Mientras que la bioeconomía enraíza la producción en las condiciones de materialidad de la naturaleza, la economía busca su salida en la desmaterialización de la producción. La economía se fuga hacia lo ficticio y la especulación del capital financiero. Sin embargo, en tanto el proceso económico deba producir bienes materiales (casa, vestido, alimento), no podrá escapar a la ley de la entropía. Es ello lo que marca el límite al crecimiento económico. El único antídoto a este camino ineluctable a la muerte entrópica, es el proceso de producción neguentrópica de materia viva, que se traduce en recursos naturales renovables.

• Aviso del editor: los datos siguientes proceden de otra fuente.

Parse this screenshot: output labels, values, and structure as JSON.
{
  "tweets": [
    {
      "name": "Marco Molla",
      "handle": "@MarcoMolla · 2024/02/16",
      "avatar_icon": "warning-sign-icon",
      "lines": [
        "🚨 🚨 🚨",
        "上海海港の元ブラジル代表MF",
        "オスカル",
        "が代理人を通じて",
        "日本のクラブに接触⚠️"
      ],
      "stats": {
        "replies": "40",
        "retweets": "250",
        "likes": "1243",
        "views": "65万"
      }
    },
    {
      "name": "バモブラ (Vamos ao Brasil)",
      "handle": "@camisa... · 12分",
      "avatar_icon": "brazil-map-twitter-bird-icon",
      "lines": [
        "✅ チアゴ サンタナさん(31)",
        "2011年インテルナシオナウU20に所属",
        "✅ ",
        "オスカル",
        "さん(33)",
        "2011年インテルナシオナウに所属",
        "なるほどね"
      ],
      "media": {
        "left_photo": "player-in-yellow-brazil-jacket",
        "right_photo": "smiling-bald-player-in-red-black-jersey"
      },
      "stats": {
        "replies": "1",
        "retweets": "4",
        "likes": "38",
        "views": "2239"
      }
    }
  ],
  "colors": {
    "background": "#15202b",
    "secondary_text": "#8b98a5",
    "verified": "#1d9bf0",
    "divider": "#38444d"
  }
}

La transición hacia esta bioeconomía significaría un descenso de la tasa de crecimiento económico tal como se mide en la actualidad y con el tiempo una tasa negativa, en tanto se construyen los indicadores de una productividad ecotecnológica y neguentrópica sustentable y sostenible. En este sentido, la nueva economía se funda en los potenciales ecológicos, en la innovación tecnológica y en la creatividad cultural de los pueblos. De esta manera podría empezar a diseñarse una sociedad post-crecimiento y una economía en equilibrio con las condiciones de sustentabilidad del planeta. Empero, de la racionalidad ambiental no sólo emerge un nuevo modo de producción, sino una nueva forma de ser en el mundo: nuevos procesos de significación de la naturaleza y nuevos sentidos existenciales en la construcción de un futuro sustentable.
Notas
[1] Siguiendo a Georgescu Roegen se ha fundado el Institut d’Études Économiques et Sociales pour la Décroissance Soutenable; un Congreso sobre el Decrecimiento Sostenible se llevó a cabo en París los días 18 y 19 de abril del 2008; el número 35, el más reciente de la revista Ecología Política fue dedicado igualmente al decrecimiento sostenible.
[2] Como ha señalado Stiglitz recientemente, los países que aplicaron políticas neoliberales no sólo perdieron la apuesta del crecimiento, sino que, cuando sí crecieron, los beneficios fueron a parar desproporcionadamente a quienes se encuentran en la cumbre de la sociedad.